3D Numerical Analysis of Two-Phase Immersion Cooling for Electronic Components

• Published in: 2018 17th IEEE Intersociety Conference on Thermal and Thermomechanical Phenomena in Electronic Systems (ITherm) pp. 609 - 614
• Main Authors: An, Xudong, Arora, Manish, Huang, Wei, Brantley, William C., Greathouse, Joseph L.

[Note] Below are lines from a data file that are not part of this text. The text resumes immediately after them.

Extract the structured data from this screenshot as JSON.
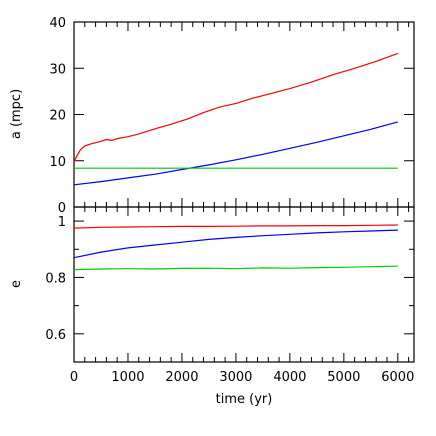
{
  "chart_data": [
    {
      "type": "line",
      "panel": "top",
      "xlabel": "",
      "ylabel": "a (mpc)",
      "xlim": [
        0,
        6300
      ],
      "ylim": [
        0,
        40
      ],
      "yticks": [
        0,
        10,
        20,
        30,
        40
      ],
      "xticks_labeled": false,
      "grid": false,
      "series": [
        {
          "color": "#ff0000",
          "x": [
            0,
            60,
            120,
            200,
            300,
            400,
            500,
            600,
            700,
            800,
            1000,
            1200,
            1500,
            1800,
            2100,
            2400,
            2700,
            3000,
            3300,
            3600,
            4000,
            4400,
            4800,
            5200,
            5600,
            6000
          ],
          "y": [
            9.8,
            11.2,
            12.4,
            13.2,
            13.6,
            13.9,
            14.2,
            14.6,
            14.4,
            14.8,
            15.2,
            15.8,
            16.9,
            17.9,
            19.0,
            20.4,
            21.6,
            22.4,
            23.5,
            24.4,
            25.6,
            27.0,
            28.6,
            30.0,
            31.5,
            33.2
          ]
        },
        {
          "color": "#0000ff",
          "x": [
            0,
            500,
            1000,
            1500,
            2000,
            2500,
            3000,
            3500,
            4000,
            4500,
            5000,
            5500,
            6000
          ],
          "y": [
            4.8,
            5.5,
            6.3,
            7.1,
            8.1,
            9.1,
            10.2,
            11.4,
            12.7,
            14.0,
            15.4,
            16.8,
            18.4
          ]
        },
        {
          "color": "#00cc00",
          "x": [
            0,
            6000
          ],
          "y": [
            8.4,
            8.4
          ]
        }
      ]
    },
    {
      "type": "line",
      "panel": "bottom",
      "xlabel": "time (yr)",
      "ylabel": "e",
      "xlim": [
        0,
        6300
      ],
      "ylim": [
        0.5,
        1.05
      ],
      "yticks": [
        0.6,
        0.8,
        1.0
      ],
      "ytick_labels": [
        "0.6",
        "0.8",
        "1"
      ],
      "xticks": [
        0,
        1000,
        2000,
        3000,
        4000,
        5000,
        6000
      ],
      "grid": false,
      "series": [
        {
          "color": "#ff0000",
          "x": [
            0,
            500,
            1000,
            1500,
            2000,
            2500,
            3000,
            3500,
            4000,
            4500,
            5000,
            5500,
            6000
          ],
          "y": [
            0.975,
            0.978,
            0.979,
            0.98,
            0.981,
            0.981,
            0.982,
            0.983,
            0.983,
            0.984,
            0.984,
            0.985,
            0.986
          ]
        },
        {
          "color": "#0000ff",
          "x": [
            0,
            500,
            1000,
            1500,
            2000,
            2500,
            3000,
            3500,
            4000,
            4500,
            5000,
            5500,
            6000
          ],
          "y": [
            0.87,
            0.89,
            0.905,
            0.915,
            0.925,
            0.935,
            0.942,
            0.948,
            0.953,
            0.958,
            0.962,
            0.965,
            0.968
          ]
        },
        {
          "color": "#00cc00",
          "x": [
            0,
            500,
            1000,
            1500,
            2000,
            2500,
            3000,
            3500,
            4000,
            4500,
            5000,
            5500,
            6000
          ],
          "y": [
            0.828,
            0.83,
            0.831,
            0.83,
            0.832,
            0.833,
            0.831,
            0.834,
            0.833,
            0.835,
            0.836,
            0.838,
            0.84
          ]
        }
      ]
    }
  ]
}
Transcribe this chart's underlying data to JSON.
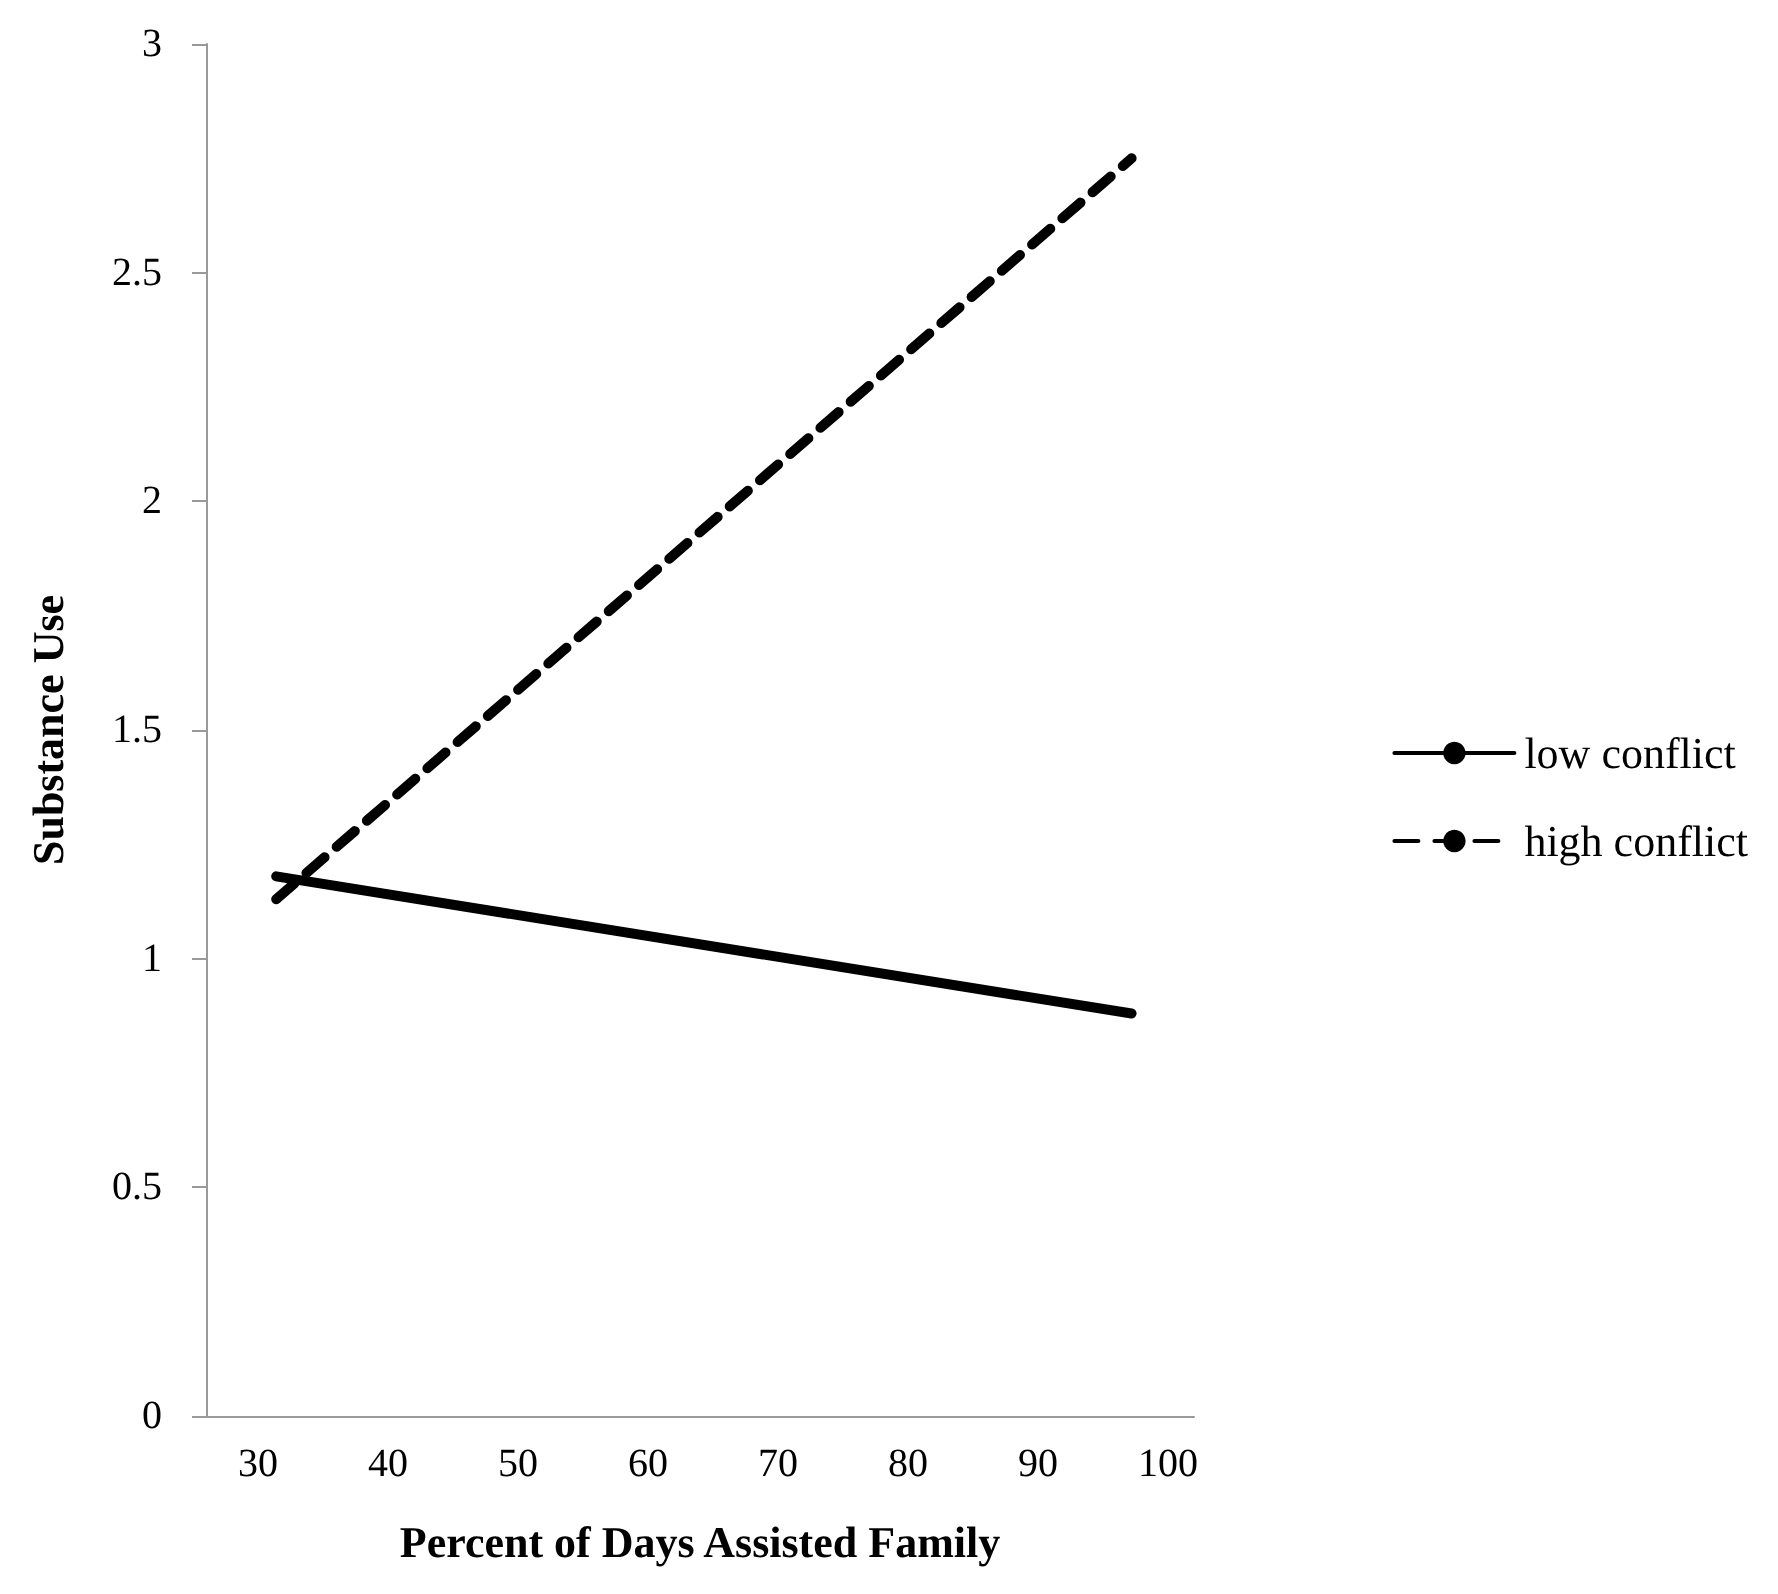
{
  "chart_data": {
    "type": "line",
    "xlabel": "Percent of Days Assisted Family",
    "ylabel": "Substance Use",
    "x": [
      31.4,
      97.2
    ],
    "series": [
      {
        "name": "low conflict",
        "color": "#000000",
        "values": [
          1.18,
          0.88
        ],
        "line_style": "solid"
      },
      {
        "name": "high conflict",
        "color": "#000000",
        "values": [
          1.13,
          2.75
        ],
        "line_style": "dashed"
      }
    ],
    "xlim": [
      26,
      102
    ],
    "xticks": [
      30,
      40,
      50,
      60,
      70,
      80,
      90,
      100
    ],
    "ylim": [
      0,
      3
    ],
    "yticks": [
      0,
      0.5,
      1,
      1.5,
      2,
      2.5,
      3
    ],
    "grid": false,
    "legend": "right",
    "marker": "none"
  }
}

• Format: Conference Proceeding
• Language: English
• Published: IEEE 01.05.2018
• Subjects: CFD; CPU Cooling; Finite element analysis; Heating systems; Immersion cooling; Liquids; Numerical models; Sockets; Supercomputer; Two-phase
• ISSN: 2577-0799
• DOI: 10.1109/ITHERM.2018.8419528

This paper presents a three-dimensional numerical analysis, using ANSYS Fluent, of a two-phase immersion cooling solution for high-powered processor designs. The primary electronic component, a CPU package, is modeled as a bare 5cm × 5cm flat plate heat source. The remainder of the model is based on the structure of typical two-phase immersion-cooled servers. Two arrangements are investigated, both fully immersing the heat-producing components in liquid coolant. The first has two vertically mounted heat sources to achieve higher packing density of the server, while the second only has a single heat source. This study considers 3M Novec7000 as the phase change coolant, which is a dielectric with a low (34°C) boiling temperature. We validate our numerical model against published results. Our simulations show: (1) when the two heat sources are in series, the upper source runs significantly hotter than the lower source because bubbles from lower source reduce the coolant contact area on the upper source. (2) Novec7000 can support cooling a 5cm × 5cm heat source in a vertical orientation with power as high as 225W (heat flux 9W/cm 2 ). However, if two such sockets are thermally coupled, the power of the upper socket must be lower than 185W. If socket power exceeds that limit, a heat transfer enhancement layer should be applied to the coupled sockets to increase cooling area and reduce heat flux.